The Turkish Foreign Ministry also released a statement condemning an HDP rally in Cologne, charging German authorities with having a "two-faced approach."

ERBIL (Kurdistan 24) – Turkey’s President Recep Tayyip Erdogan on Saturday criticized Germany for allowing the pro-Kurdish Peoples’ Democratic Party (HDP) to hold a rally despite an earlier ban on foreign parties’ election campaigns there.

“European administrations which allow HDP to hold rallies block AKP,” Erdogan told his supporters during a rally for his ruling Justice and Development Party (AKP) organized in the city of Erzurum one month ahead of snap presidential and general elections.

He charged the HDP of being “a vanguard” of the banned Kurdistan Workers’ Party (PKK) and US-armed Syrian Kurdish People’s Protection Units (YPG) that spearheads the war on the Islamic State (IS) south of the Turkish border.

Erdogan called both YPG and PKK “terrorist.”

Turkish President Recep Tayyip Erdogan addresses a protest rally in Istanbul on May 18, 2018, against the recent killings of Palestinian militants and civilians on the Gaza-Israel border and the US embassy move to Jerusalem. (Photo: AFP)
Turkish President Recep Tayyip Erdogan addresses a protest rally in Istanbul on May 18, 2018, against the recent killings of Palestinian militants and civilians on the Gaza-Israel border and the US embassy move to Jerusalem. (Photo: AFP)

HDP, under an 18-months-long state crackdown, hopes to emerge stronger in the June 24 elections and along with Turkish opposition parties end Erdogan’s rule in both the Parliament and the office of president.

German Press Agency had earlier announced that authorities in the federal state of North Rhine-Westphalia’s Cologne granted permission to HDP for a rally.

The agency stated that the German police, in line with the law, barred two Kurdish politicians from Turkey from addressing an audience.

Last week, Erdogan gave his campaign appearance in Bosnia and Herzegovina as an example of his defiance of other European countries’ bans on AKP’s electoral propaganda.

Shortly after Erdogan’s speech, the Foreign Ministry issued a strong-worded statement, accusing Germany of double standards.

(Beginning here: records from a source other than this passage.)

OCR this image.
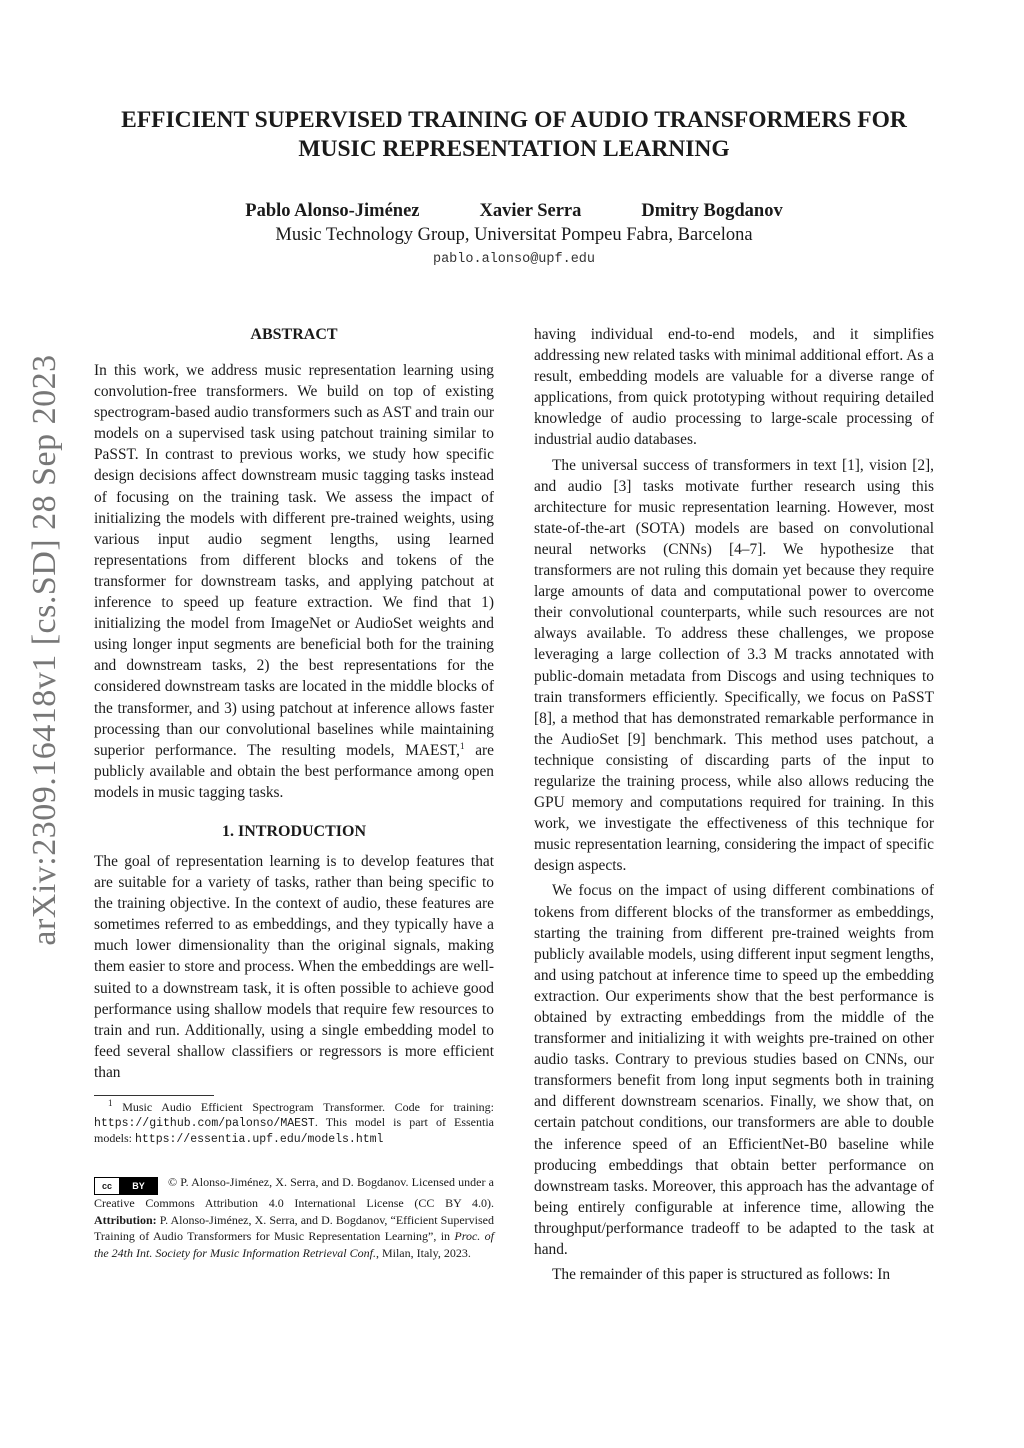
arXiv:2309.16418v1 [cs.SD] 28 Sep 2023
EFFICIENT SUPERVISED TRAINING OF AUDIO TRANSFORMERS FOR
MUSIC REPRESENTATION LEARNING
Pablo Alonso-Jiménez	Xavier Serra	Dmitry Bogdanov
Music Technology Group, Universitat Pompeu Fabra, Barcelona
pablo.alonso@upf.edu
ABSTRACT

In this work, we address music representation learning using convolution-free transformers. We build on top of existing spectrogram-based audio transformers such as AST and train our models on a supervised task using patchout training similar to PaSST. In contrast to previous works, we study how specific design decisions affect downstream music tagging tasks instead of focusing on the training task. We assess the impact of initializing the models with different pre-trained weights, using various input audio segment lengths, using learned representations from different blocks and tokens of the transformer for downstream tasks, and applying patchout at inference to speed up feature extraction. We find that 1) initializing the model from ImageNet or AudioSet weights and using longer input segments are beneficial both for the training and downstream tasks, 2) the best representations for the considered downstream tasks are located in the middle blocks of the transformer, and 3) using patchout at inference allows faster processing than our convolutional baselines while maintaining superior performance. The resulting models, MAEST,$^1$ are publicly available and obtain the best performance among open models in music tagging tasks.

1. INTRODUCTION

The goal of representation learning is to develop features that are suitable for a variety of tasks, rather than being specific to the training objective. In the context of audio, these features are sometimes referred to as embeddings, and they typically have a much lower dimensionality than the original signals, making them easier to store and process. When the embeddings are well-suited to a downstream task, it is often possible to achieve good performance using shallow models that require few resources to train and run. Additionally, using a single embedding model to feed several shallow classifiers or regressors is more efficient than

$^1$ Music Audio Efficient Spectrogram Transformer. Code for training: https://github.com/palonso/MAEST. This model is part of Essentia models: https://essentia.upf.edu/models.html

cc	BY	© P. Alonso-Jiménez, X. Serra, and D. Bogdanov. Licensed under a Creative Commons Attribution 4.0 International License (CC BY 4.0). Attribution: P. Alonso-Jiménez, X. Serra, and D. Bogdanov, “Efficient Supervised Training of Audio Transformers for Music Representation Learning”, in Proc. of the 24th Int. Society for Music Information Retrieval Conf., Milan, Italy, 2023.

having individual end-to-end models, and it simplifies addressing new related tasks with minimal additional effort. As a result, embedding models are valuable for a diverse range of applications, from quick prototyping without requiring detailed knowledge of audio processing to large-scale processing of industrial audio databases.

The universal success of transformers in text [1], vision [2], and audio [3] tasks motivate further research using this architecture for music representation learning. However, most state-of-the-art (SOTA) models are based on convolutional neural networks (CNNs) [4–7]. We hypothesize that transformers are not ruling this domain yet because they require large amounts of data and computational power to overcome their convolutional counterparts, while such resources are not always available. To address these challenges, we propose leveraging a large collection of 3.3 M tracks annotated with public-domain metadata from Discogs and using techniques to train transformers efficiently. Specifically, we focus on PaSST [8], a method that has demonstrated remarkable performance in the AudioSet [9] benchmark. This method uses patchout, a technique consisting of discarding parts of the input to regularize the training process, while also allows reducing the GPU memory and computations required for training. In this work, we investigate the effectiveness of this technique for music representation learning, considering the impact of specific design aspects.

We focus on the impact of using different combinations of tokens from different blocks of the transformer as embeddings, starting the training from different pre-trained weights from publicly available models, using different input segment lengths, and using patchout at inference time to speed up the embedding extraction. Our experiments show that the best performance is obtained by extracting embeddings from the middle of the transformer and initializing it with weights pre-trained on other audio tasks. Contrary to previous studies based on CNNs, our transformers benefit from long input segments both in training and different downstream scenarios. Finally, we show that, on certain patchout conditions, our transformers are able to double the inference speed of an EfficientNet-B0 baseline while producing embeddings that obtain better performance on downstream tasks. Moreover, this approach has the advantage of being entirely configurable at inference time, allowing the throughput/performance tradeoff to be adapted to the task at hand.

The remainder of this paper is structured as follows: In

“There is nothing that can be explained and accepted about this activity. It constitutes the latest example of double standards that this rally, with terrorist group PKK’s symbols, has been allowed. This two-faced approach, which we condemn strongly, can neither be reconciled with democracy, the fight against terrorism and nor expectations of normalization in Turkish-German relations,” the ministry’s release read.

Berlin-Ankara ties have worsened in the past several years over fiery rhetoric by Erdogan against Angela Merkel’s government for contentious issues between the two NATO members and large trade partners.

He has repeatedly accused the Merkel administration of collaborating with “terrorists” for Germany’s refusal to extradite Kurdish and Turkish political asylum seekers.

Germany, on the other hand, has criticized Ankara’s clampdown on opposition parties, civil society, and press freedom.